目白からの便り

受験と就活 その2 一人で渡れ 森毅先生の言葉

今日、3月3日は桃の節句(雛祭り)である。子供の頃、妹の雛人形の飾り段の前列に添えられた、菱餅や雛あられをこっそり食べていたことを思い出す。3月に入り、受験も就職活動も大切な時期を迎える。受験生も就職活動の学生も進路に悩み、限られていく選択肢に希望と恐怖を感じながらの時間が積み重なっていく。前回のコラム週報で取り上げた数学者の寺田文行先生の記事と一緒に保管されていたもう一枚の切り抜きがある。
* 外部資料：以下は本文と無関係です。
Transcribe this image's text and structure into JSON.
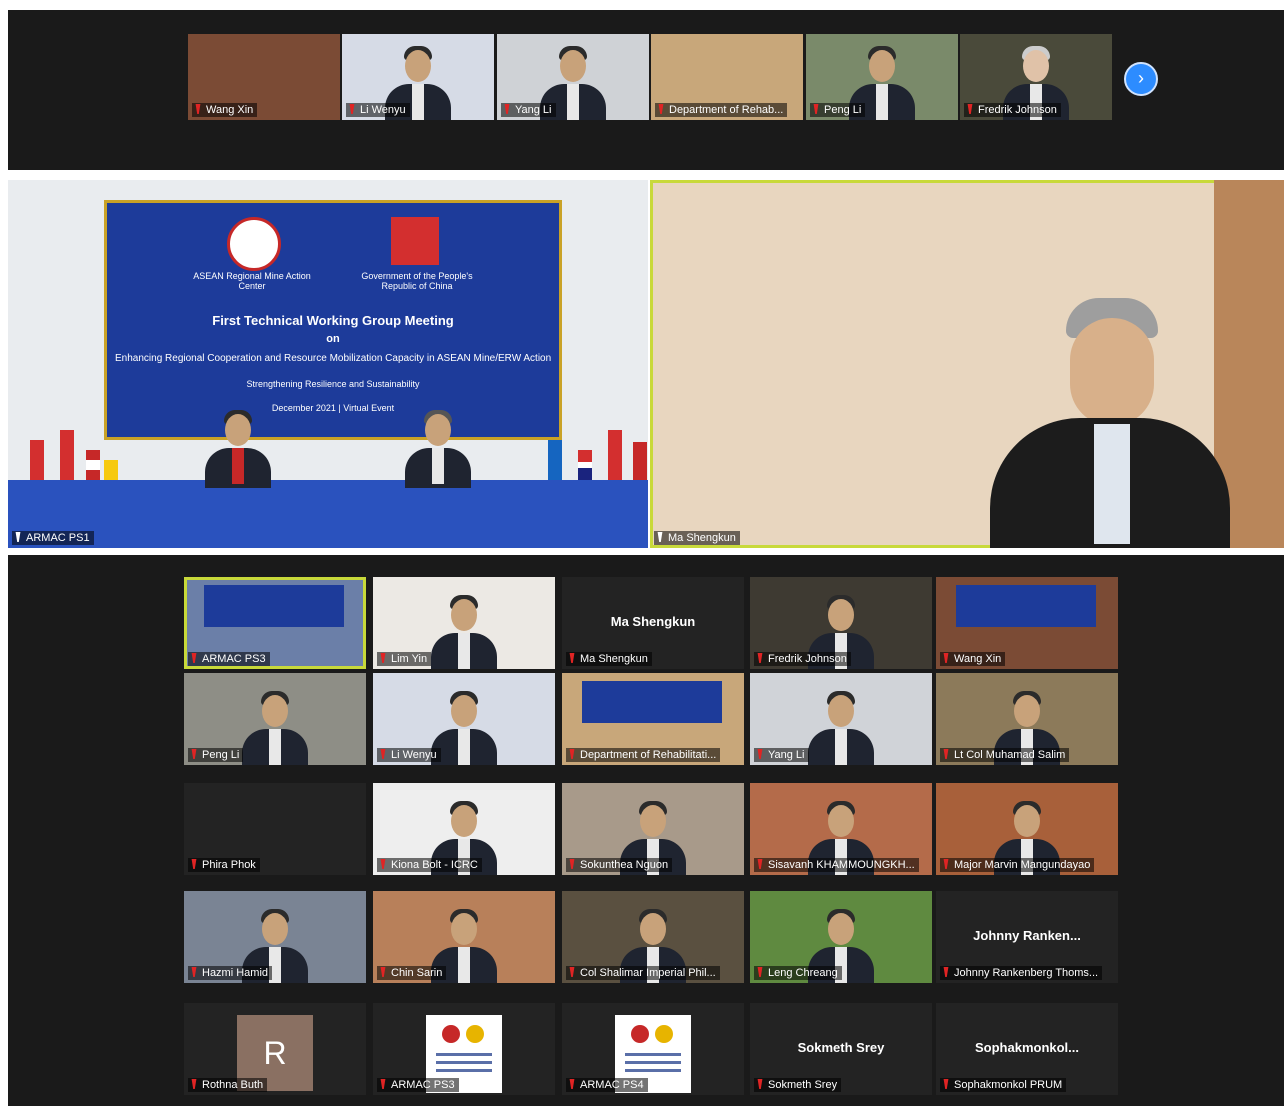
{
  "top_strip": {
    "tiles": [
      {
        "label": "Wang Xin"
      },
      {
        "label": "Li Wenyu"
      },
      {
        "label": "Yang Li"
      },
      {
        "label": "Department of Rehab..."
      },
      {
        "label": "Peng Li"
      },
      {
        "label": "Fredrik Johnson"
      }
    ],
    "next_icon": "›"
  },
  "main_video": {
    "left_label": "ARMAC PS1",
    "right_label": "Ma Shengkun",
    "banner": {
      "left_org": "ASEAN Regional Mine Action Center",
      "right_org": "Government of the People's Republic of China",
      "title": "First Technical Working Group Meeting",
      "on": "on",
      "subtitle": "Enhancing Regional Cooperation and Resource Mobilization Capacity in ASEAN Mine/ERW Action",
      "theme": "Strengthening Resilience and Sustainability",
      "date": "December 2021 | Virtual Event"
    }
  },
  "gallery": [
    {
      "label": "ARMAC PS3",
      "kind": "room"
    },
    {
      "label": "Lim Yin",
      "kind": "person"
    },
    {
      "label": "Ma Shengkun",
      "kind": "name",
      "center": "Ma Shengkun"
    },
    {
      "label": "Fredrik Johnson",
      "kind": "person"
    },
    {
      "label": "Wang Xin",
      "kind": "room"
    },
    {
      "label": "Peng Li",
      "kind": "person"
    },
    {
      "label": "Li Wenyu",
      "kind": "person"
    },
    {
      "label": "Department of Rehabilitati...",
      "kind": "room"
    },
    {
      "label": "Yang Li",
      "kind": "person"
    },
    {
      "label": "Lt Col Muhamad Salim",
      "kind": "person"
    },
    {
      "label": "Phira Phok",
      "kind": "blank"
    },
    {
      "label": "Kiona Bolt - ICRC",
      "kind": "person"
    },
    {
      "label": "Sokunthea Nguon",
      "kind": "person"
    },
    {
      "label": "Sisavanh KHAMMOUNGKH...",
      "kind": "person"
    },
    {
      "label": "Major Marvin Mangundayao",
      "kind": "person"
    },
    {
      "label": "Hazmi Hamid",
      "kind": "person"
    },
    {
      "label": "Chin Sarin",
      "kind": "person"
    },
    {
      "label": "Col Shalimar Imperial Phil...",
      "kind": "person"
    },
    {
      "label": "Leng Chreang",
      "kind": "person"
    },
    {
      "label": "Johnny Rankenberg Thoms...",
      "kind": "name",
      "center": "Johnny  Ranken..."
    },
    {
      "label": "Rothna Buth",
      "kind": "avatar",
      "center": "R"
    },
    {
      "label": "ARMAC PS3",
      "kind": "logo"
    },
    {
      "label": "ARMAC PS4",
      "kind": "logo"
    },
    {
      "label": "Sokmeth Srey",
      "kind": "name",
      "center": "Sokmeth Srey"
    },
    {
      "label": "Sophakmonkol PRUM",
      "kind": "name",
      "center": "Sophakmonkol..."
    }
  ]
}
当時京都大学で教鞭をとられていた数学者の森毅先生(故人)によるエッセイである。こちらも今から40年以上前の骨とう品である。

『京都の東山三条に古風な宿屋があって、そこに一匹の老犬がいた。彼は、旧国道一号線の自動車の間を縫って悠然と横断するのであった。なるべく見通しのよい場所、遠くから渡る姿勢の明らかなのがよい。迷っているそぶりを見せないことだ。急いではいけない。最初から急いでいたのでは、万一のときでも、それ以上急げない。自動車のほうは見ない。じつはひそかに気にしていても、まったく気にしないように見せるのがよい。世の中に自動車など存在するはずがない、そんな気分である。
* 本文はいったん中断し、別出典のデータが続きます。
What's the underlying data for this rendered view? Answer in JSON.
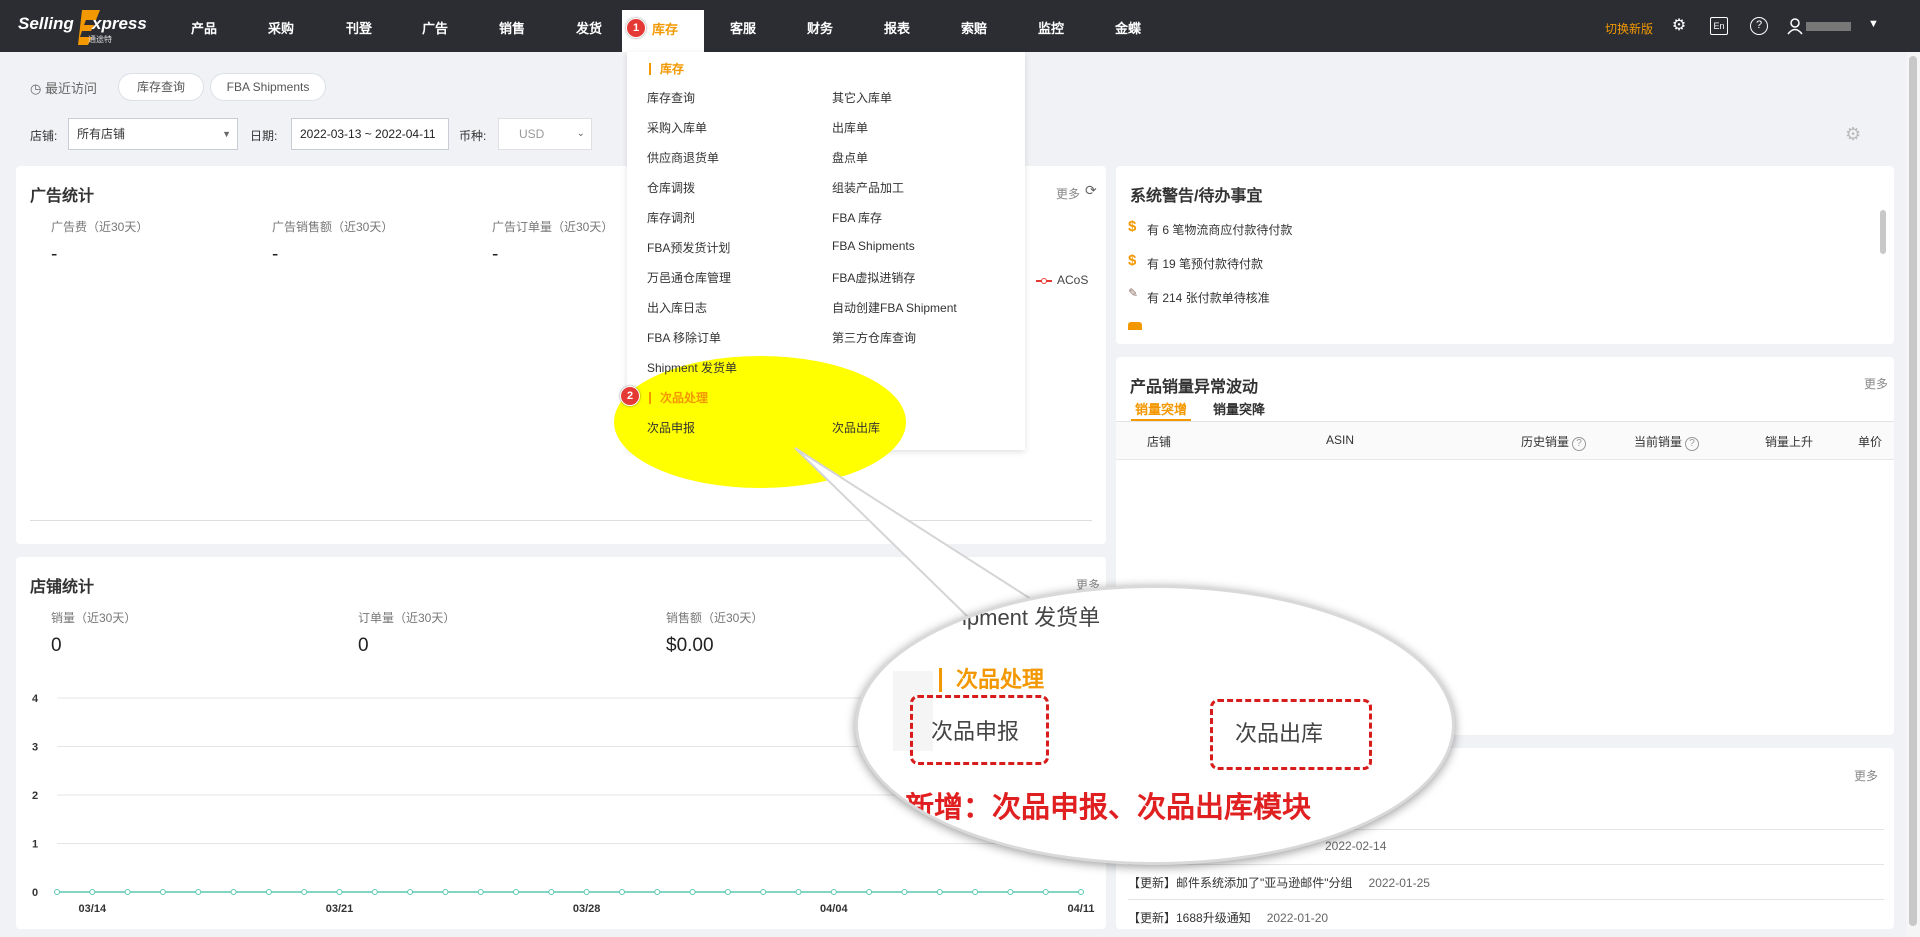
{
  "logo": {
    "part1": "Selling",
    "part2": "xpress",
    "sub": "通途特"
  },
  "nav": {
    "items": [
      {
        "label": "产品"
      },
      {
        "label": "采购"
      },
      {
        "label": "刊登"
      },
      {
        "label": "广告"
      },
      {
        "label": "销售"
      },
      {
        "label": "发货"
      },
      {
        "label": "库存"
      },
      {
        "label": "客服"
      },
      {
        "label": "财务"
      },
      {
        "label": "报表"
      },
      {
        "label": "索赔"
      },
      {
        "label": "监控"
      },
      {
        "label": "金蝶"
      }
    ],
    "switch_version": "切换新版",
    "lang": "En",
    "help": "?",
    "caret": "▼"
  },
  "badges": {
    "one": "1",
    "two": "2"
  },
  "recent": {
    "label": "最近访问",
    "chips": [
      "库存查询",
      "FBA Shipments"
    ]
  },
  "filters": {
    "store_label": "店铺:",
    "store_value": "所有店铺",
    "date_label": "日期:",
    "date_value": "2022-03-13 ~ 2022-04-11",
    "currency_label": "币种:",
    "currency_value": "USD"
  },
  "ad_stats": {
    "title": "广告统计",
    "more": "更多",
    "items": [
      {
        "label": "广告费（近30天）",
        "value": "-"
      },
      {
        "label": "广告销售额（近30天）",
        "value": "-"
      },
      {
        "label": "广告订单量（近30天）",
        "value": "-"
      }
    ],
    "legend": "ACoS"
  },
  "store_stats": {
    "title": "店铺统计",
    "more": "更多",
    "items": [
      {
        "label": "销量（近30天）",
        "value": "0"
      },
      {
        "label": "订单量（近30天）",
        "value": "0"
      },
      {
        "label": "销售额（近30天）",
        "value": "$0.00"
      }
    ]
  },
  "chart_data": {
    "type": "line",
    "x": [
      "03/13",
      "03/14",
      "03/15",
      "03/16",
      "03/17",
      "03/18",
      "03/19",
      "03/20",
      "03/21",
      "03/22",
      "03/23",
      "03/24",
      "03/25",
      "03/26",
      "03/27",
      "03/28",
      "03/29",
      "03/30",
      "03/31",
      "04/01",
      "04/02",
      "04/03",
      "04/04",
      "04/05",
      "04/06",
      "04/07",
      "04/08",
      "04/09",
      "04/10",
      "04/11"
    ],
    "x_tick_labels": [
      "03/14",
      "03/21",
      "03/28",
      "04/04",
      "04/11"
    ],
    "y_tick_labels": [
      "0",
      "1",
      "2",
      "3",
      "4"
    ],
    "ylim": [
      0,
      4
    ],
    "series": [
      {
        "values": [
          0,
          0,
          0,
          0,
          0,
          0,
          0,
          0,
          0,
          0,
          0,
          0,
          0,
          0,
          0,
          0,
          0,
          0,
          0,
          0,
          0,
          0,
          0,
          0,
          0,
          0,
          0,
          0,
          0,
          0
        ],
        "color": "#5cc8b0"
      }
    ],
    "grid": true
  },
  "warnings": {
    "title": "系统警告/待办事宜",
    "items": [
      "有 6 笔物流商应付款待付款",
      "有 19 笔预付款待付款",
      "有 214 张付款单待核准"
    ]
  },
  "anomaly": {
    "title": "产品销量异常波动",
    "more": "更多",
    "tabs": [
      "销量突增",
      "销量突降"
    ],
    "columns": [
      "店铺",
      "ASIN",
      "历史销量",
      "当前销量",
      "销量上升",
      "单价"
    ]
  },
  "news": {
    "more": "更多",
    "items": [
      {
        "text": "【更新】邮件系统添加了\"亚马逊邮件\"分组",
        "date": "2022-01-25"
      },
      {
        "text": "【更新】1688升级通知",
        "date": "2022-01-20"
      }
    ],
    "partial_date": "2022-02-14"
  },
  "dropdown": {
    "section1": "库存",
    "left": [
      "库存查询",
      "采购入库单",
      "供应商退货单",
      "仓库调拨",
      "库存调剂",
      "FBA预发货计划",
      "万邑通仓库管理",
      "出入库日志",
      "FBA 移除订单",
      "Shipment 发货单"
    ],
    "right": [
      "其它入库单",
      "出库单",
      "盘点单",
      "组装产品加工",
      "FBA 库存",
      "FBA Shipments",
      "FBA虚拟进销存",
      "自动创建FBA Shipment",
      "第三方仓库查询"
    ],
    "section2": "次品处理",
    "sec2_items": [
      "次品申报",
      "次品出库"
    ]
  },
  "callout": {
    "shipment_text": "ipment 发货单",
    "section": "次品处理",
    "item1": "次品申报",
    "item2": "次品出库",
    "caption": "新增：次品申报、次品出库模块"
  }
}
これは絶対にひとりでないといけない。世の中に、そんな変なのが二人もいるはずがないと思われてしまう。それに、二人でいると、おたがいが注意しあうはずだと、安心されたりする。世間だって、ひとりで渡る気になれば、案外にあぶなくないものだ。むしろみんなでわたるほうがあぶない。みんなで渡ればこわくないと、などと言っているうち、手をたずさえて地獄への道を歩んだりもする。・・・(中略)・・・それでも幸運の女神とともに、受験生に呼びかけたい。ひとりで渡っている気楽さこそ、幸運の女神をひきつける。こわくても、それほど危なくない。』

受験でも就活でも、マイペースで、ひとりで悠然と歩むほうがいい。なにせ、学問も職業も長丁場なのだから、ここで息があがってはいけないのだ。これからもピンチは幾度となく訪れ、それと同様にチャンスにも遭遇する。体力を蓄え、精神を練達し、知識を積み重ね、その時に備えよう。
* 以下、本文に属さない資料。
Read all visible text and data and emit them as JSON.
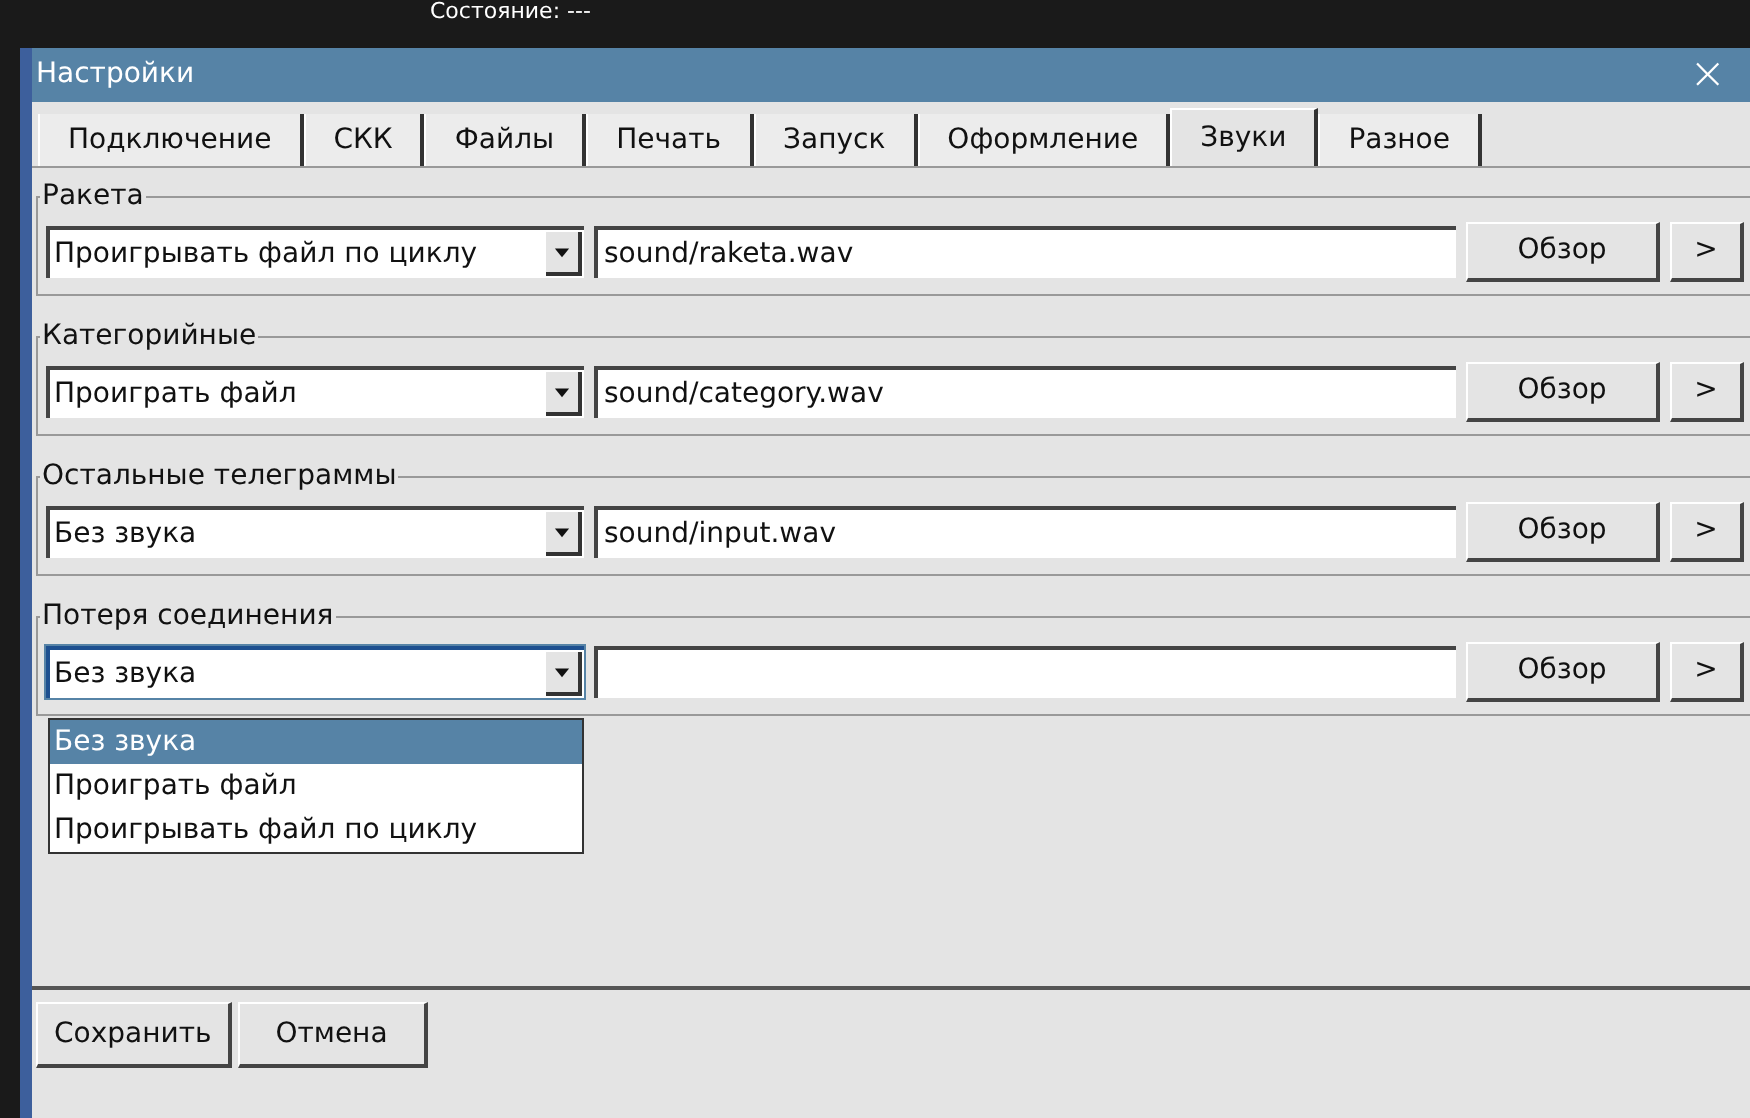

今週、3月1日から会社説明会や企業への応募受付(エントリー)が解禁された。既に内定をもっている人も、まだこれからの人も謙虚になるべきだし、焦らないことだ。最初の就職活動は、人生において自分と対峙するとても大切な時間である。自分はどのような職業に向いているのであろうか、果たして、自信をもって仕事を続けていけるだろうか、職場の上司にこっぴどくしごかれたりしないだろうか、悩みは尽きない。

とにかく、こんなにも自分について考える機会はそうそう直面するものでもない。どうか、真っ向勝負で自分と対話してほしい。自分の中で端正のとれた論理を構築する絶好の場である。深く考え抜いた人間の言葉は、採用面接でも重厚な空気を面接会場に引き寄せる。そして相手に自分の体重と体温を伴い思いが伝わる。私の長い人事屋として経験から比較的短時間で相手の人柄を感じるのはこうしたことが背景にあるのかと思う。

深く自分と対話をする時は、雑音がない環境、可能であれば、静かな図書館、森や自然の中で思考することだ。川沿いの小道を散歩するのもいい。企業の規模や知名度の高さにだけにこだわりすぎないのが良い。何処でではなく、何をすべきかに焦点を当てることである。自分の意思で決断した道は苦しくても味わい深い。そして、力強く凛として歩み、前向きな気持を持ち続けることで、きっと、人間的な成長を経て、人生の中盤以降、先頭集団に颯爽と躍り出る。

今日一日が良い一日となりますように、悲しみと困難、不安に向き合っている方に希望がありますように。良い週末をお過ごしください。新しく始まる一週間が皆様にとって豊かな一週間でありますように。